Medical conditions associated with irregular blood flow to the extremities of a subject, including peripheral arterial disease (“PAD”), diabetic foot ulcers, and critical limb ischemia (“CLI”), are diagnosed using a number of invasive and non-invasive procedures. These procedures include ankle-brachial index (ABI) measurement, plethysmography, transcutaneous oxygen tension (TcPo2) measurements Doppler and ultrasound imaging, computed tomographic angiography (CT), magnetic resonance angiography (MRA), angiography. Each of these procedures, however, provides incomplete information on the underlying condition.
ABI, for example, provides an indication of narrowing or blockage of arteries supplying a subject's legs by measuring differences between a patient's blood pressure at their arms and ankles. However, the procedure does not measure the oxygenation level of the blood flowing to the extremities, the distribution of oxygen at an affected tissue, or the efficiency of oxygen delivery to the tissue. Similarly, plethysmography, Doppler, ultrasound imaging, CT imaging, and MRA imaging provide an indication of the arterial capacity or actual blood flow at the extremities, without providing information on the oxygenation level of the blood flowing to the extremities, the distribution of oxygen at the affected tissue, or the efficiency of oxygen delivery to the tissue. TcPo2, on the other hand, measures the level of oxygenation at a single point below the skin, but does not measure global blood flow, distribution of oxygen at an affected tissue, or the efficiency of oxygen delivery to the tissue.
As such, these techniques provide a medical professional with incomplete information for diagnosing and treating conditions associated with irregular blood flow or lack of adequate oxygen delivery to an affected site. However, use of these techniques is propagated by medical reimbursement schemes that set a fixed or capped reimbursement for studies of peripheral arterial function, because of the relative inexpensive nature of these tests, with respect to the costs associated with the medical professional's time, measurement equipment, and incidental expenses. For example, the American Medical Association established a set of codes—the Current Procedural Terminology (“CPT”) codes—that classify treatment for medical and surgical procedures, diagnostic tests, laboratory studies, and other medical services rendered to subjects. The codes provide a uniform system for detailing medical, surgical, and diagnostic services provided by a medical professional, to communicate services rendered to third-parties reimbursing the services, e.g., insurers.
The CPT codes associated with peripheral arterial studies include: CPT 93922, used to report noninvasive single level, bilateral physiologic studies of upper or lower extremity arteries; CPT 93923, used to report noninvasive multiple level, complete bilateral physiologic studies of upper or lower extremity arteries; and CPT 93924, used to report noninvasive physiologic studies of lower extremity arteries, at rest following treadmill stress testing. The average reimbursements associated with Current Procedural Terminology (“CPT”) codes 93922, 93923, and 93924, however, ranges between only $120 (CPT 93922) and $220 (CPT 93924). This does not provide a medical establishment with much, if any, room or incentive to implement technological advances into the medical exam, constraining medical professionals to use of traditional—but ill-suited methods—for diagnosing conditions associated with irregular blood flow to the extremities.

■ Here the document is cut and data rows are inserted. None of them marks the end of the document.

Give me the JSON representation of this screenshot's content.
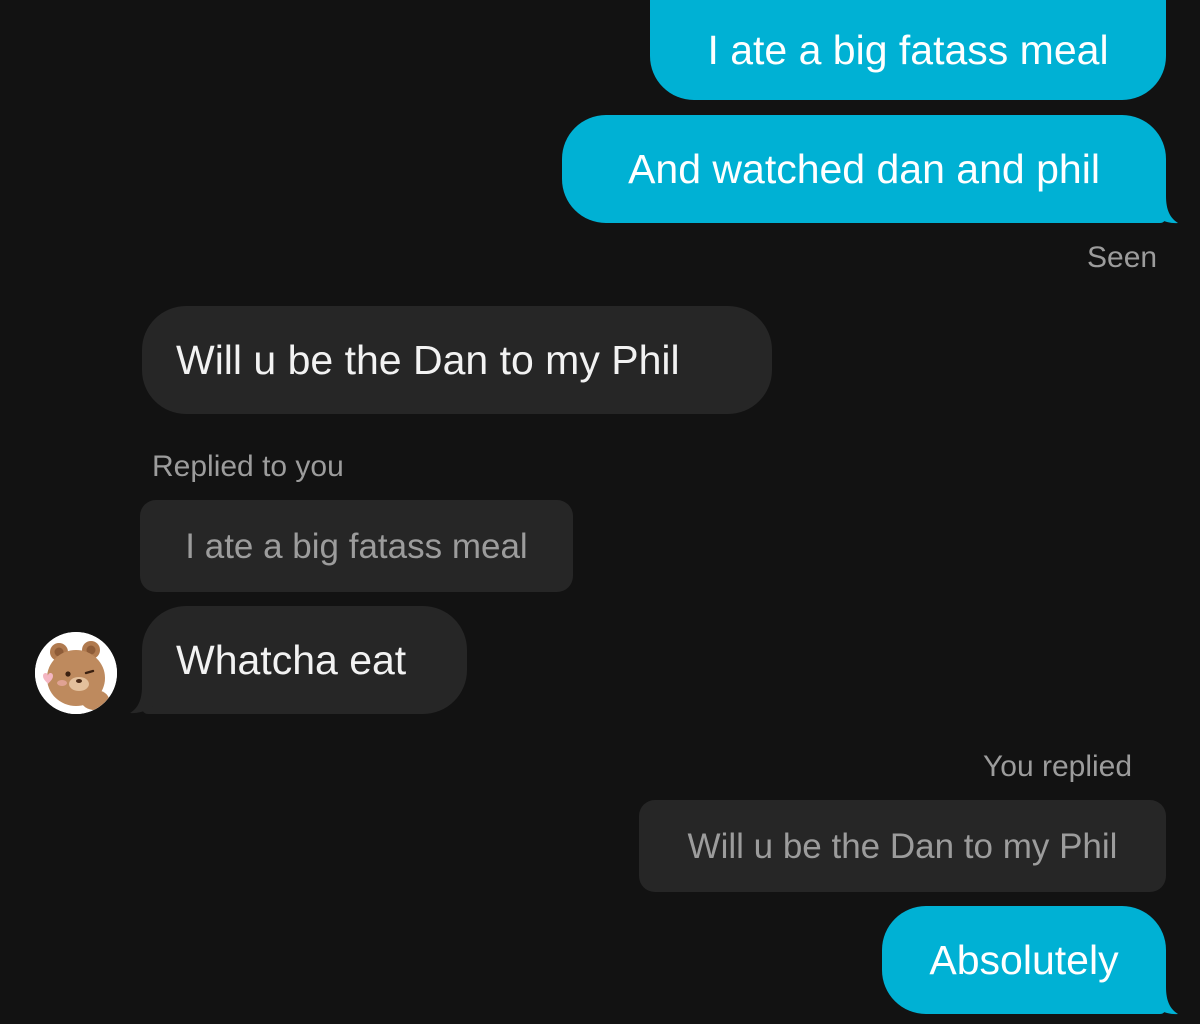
{
  "conversation": {
    "messages": [
      {
        "id": "m1",
        "direction": "outgoing",
        "text": "I ate a big fatass meal"
      },
      {
        "id": "m2",
        "direction": "outgoing",
        "text": "And watched dan and phil"
      },
      {
        "id": "m3",
        "direction": "incoming",
        "text": "Will u be the Dan to my Phil"
      },
      {
        "id": "m4",
        "direction": "incoming",
        "reply_label": "Replied to you",
        "quoted_text": "I ate a big fatass meal",
        "text": "Whatcha eat"
      },
      {
        "id": "m5",
        "direction": "outgoing",
        "reply_label": "You replied",
        "quoted_text": "Will u be the Dan to my Phil",
        "text": "Absolutely"
      }
    ],
    "seen_status": "Seen",
    "contact_avatar": "teddy-bear-avatar"
  },
  "colors": {
    "background": "#121212",
    "outgoing_bubble": "#00B1D4",
    "incoming_bubble": "#262626",
    "meta_text": "#9C9C9C"
  }
}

Hyperspectral (also known as “multispectral”) spectroscopy is an imaging technique that integrates multiples images of an object resolved at different spectral bands (i.e., ranges of wavelengths) into a single data structure, referred to as a three-dimensional hyperspectral data cube. Data provided by hyperspectral spectroscopy is often used to identify a number of individual components of a complex composition through the recognition of spectral signatures of the individual components of a particular hyperspectral data cube. As such, hyperspectral imaging is a more appropriate tool for diagnosis and prognosis of medical conditions associated with irregular blood flow to the extremities of a subject because of its capability to provide information related to blood flow, oxygenation levels of blood delivered to the extremities, distribution of oxygen at an affected tissue, and efficiency of oxygen delivery to the tissue.
Despite the great potential clinical value of hyperspectral imaging, several drawbacks have limited the use of hyperspectral imaging in the clinic setting. In particular, current medical hyperspectral instruments are costly because of the complex optics and computational requirements currently used to resolve images at a plurality of spectral bands to generate a suitable hyperspectral data cube. Hyperspectral imaging instruments can also suffer from poor temporal and spatial resolution, as well as low optical throughput, due to the complex optics and taxing computational requirements needed for assembling, processing, and analyzing data into a hyperspectral data cube suitable for medical use. Moreover, because hyperspectral imaging is time consuming and requires complex optical equipment, it is more expensive than the conventional methods. Thus, medical establishments could not afford to employ such technology because of the relatively small reimbursements available for peripheral arterial studies.
Thus, there is an unmet need in the field for methods of fulfilling the requirements for reimbursement under a current procedural terminology code associated with an extremity arterial study of a subject, while providing high power diagnostic and prognostic medical information.